As we enter 2021, many remain cautious or understandably, afraid. There is currently $500 billion more in money market funds compared to pre-pandemic levels. 79% of the more than 500 institutional investors recently surveyed by Natixis SA do not expect GDP to recover to pre-Covid levels before 2022. Handgun sales increased year-over-year by 81% and personal savings rates are at decade highs. However, there have also been increasing signs of what John Maynard Keynes referred to as “animal spirits.” Margin loans or the use of debt to buy publicly traded securities is at all-time highs. Individual investors opened more than 10 million new brokerage accounts during 2020, a record. The volume of traded option contracts, risky securities that are levered to the change in price of an underlying security, were 48% higher than during 2019. Initial Public Offerings (IPOs) have started to party unlike any time since 1999 with more than half of these new issues being speculative, special purpose acquisition companies or SPACs. At the start of last year, Berkshire Hathaway held enough cash to buy Tesla, twice. Enthusiasm from Robinhood’s investment community and Elon’s Musketeers helped to drive Tesla’s share price up so much that at the end of the year it was the 5th largest publicly traded company in the US, making it larger than all of Berkshire Hathaway. Bitcoin, once referred to as “a charlatan attracting delusion that is likely rat poison squared” by Warren Buffett, arguably one of the greatest investors of all time, recently sold for more than $40,000, up from $7,000 at the time of his statement.
It is challenging to describe the current prices of most investable assets as inexpensive. The S&P 500’s price to earnings ratio is currently 31x. In 1990, a $5 million portfolio of investment grade municipal bonds could generate $362,500 of tax-exempt income annually; today, it takes $36 million to generate this much income. As a result, many investors that would like to buy bonds are no longer able to “afford” them. Technology now represents 38% of the S&P 500’s market capitalization but accounts for just 6% of US GDP and 2% of employment. However, the collective optimism of investors that is being reflected in asset prices has some merit. The Fed is expected to keep interest rates near zero until 2023 and to continue purchasing $120 billion worth of bonds each month until the economy is near full employment. The money supply has been growing at an annualized rate of 25% and while this would typically stoke broad inflationary pressures, to date, an historically high savings rate has resulted in the inflation of asset prices, not the real economy. During a time of extreme political polarization, Republicans and Democrats have worked together to pass multiple fiscal relief bills. With a so called “unified government” in 2021 and interest rates hovering near zero, these levels of fiscal and monetary stimulus are likely to continue unabated.

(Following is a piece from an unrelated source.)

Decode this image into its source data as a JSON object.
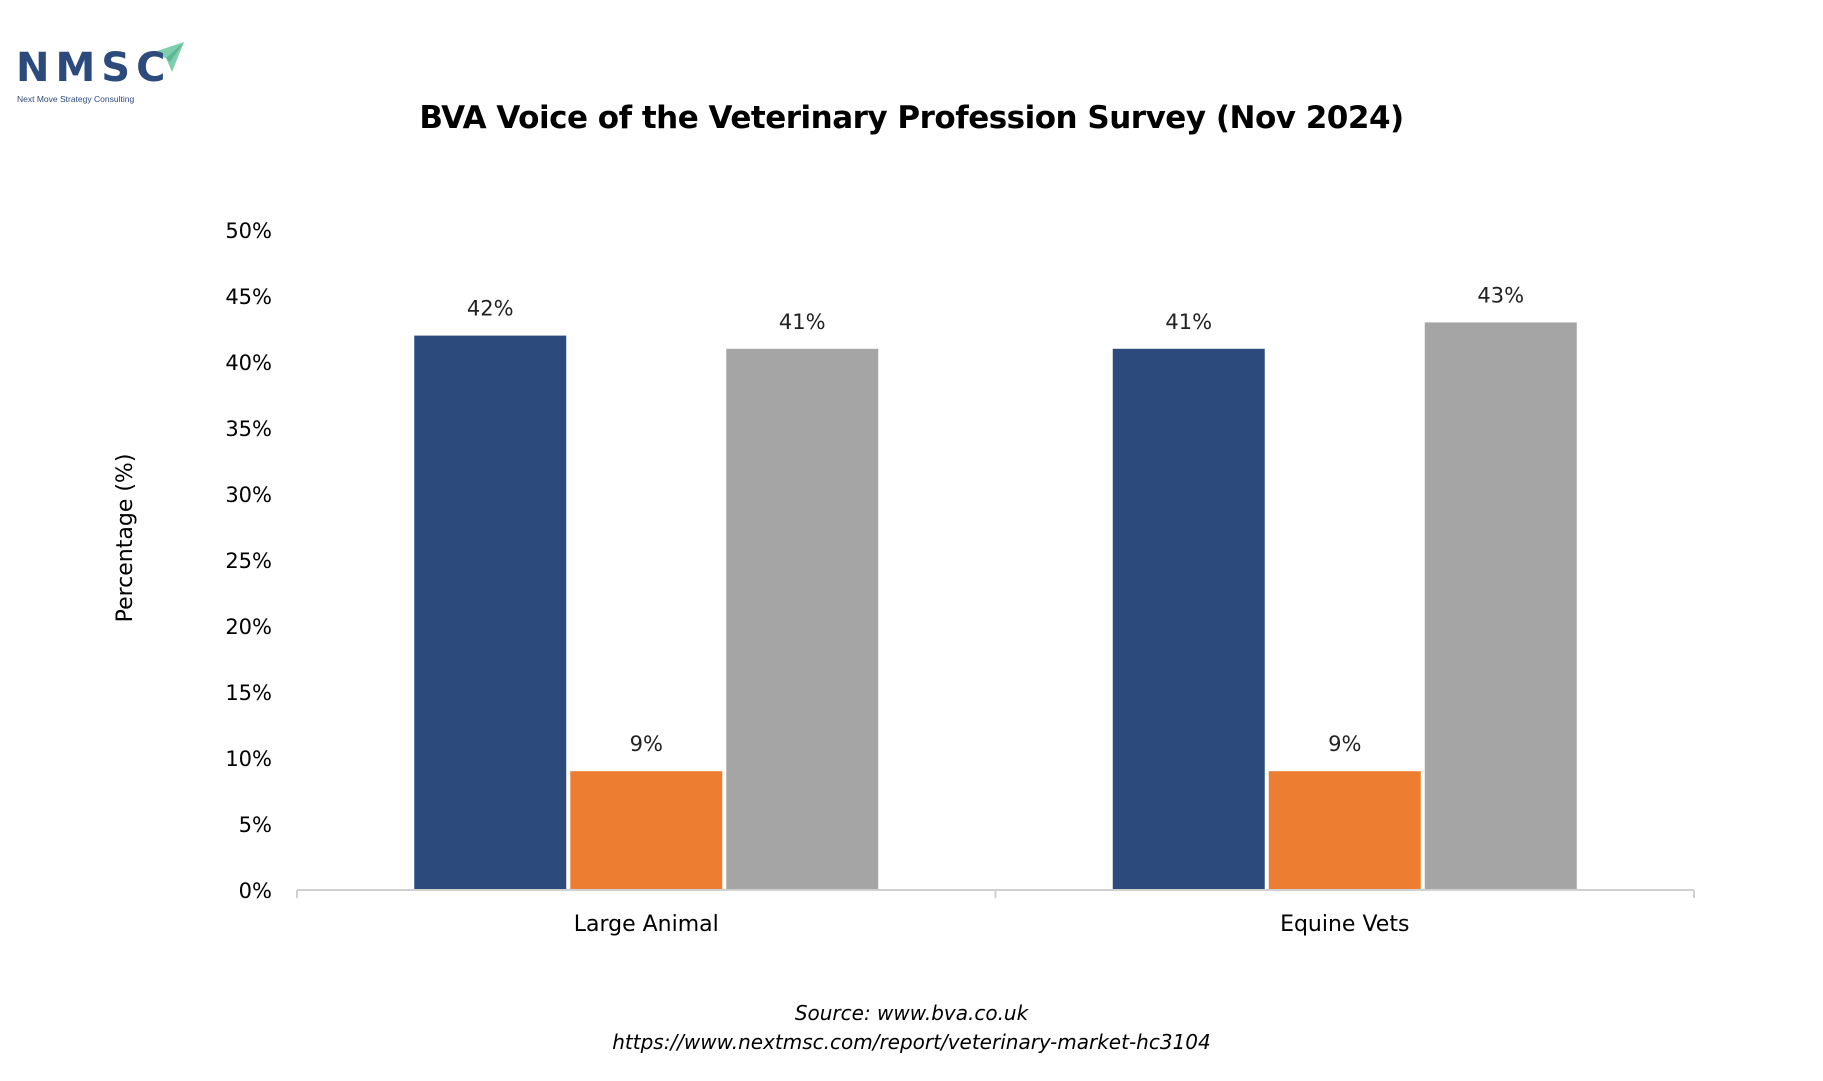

John Kenneth Galbraith once said, “the only function of economic forecasting is to make astrology look respectable.” Having provided this disclaimer, the 2021 consensus forecasts are for GDP growth of 4% and for the S&P 500 to gain 7.4% and there do seemly remain some areas of potential opportunity for investors. As the pace of vaccinations improve and fiscal & monetary stimuli increasingly flow into the economy, small and medium sized companies should start to noticeably recover and with interest rates close to zero and likely to stay there for some time, quality dividend paying stocks seem relatively attractive. It is likely the New Year will present more than its fair share of challenges but the mere changing of the calendar to 2021 does makes it seem likely that it will be an improvement over an unprecedented 2020.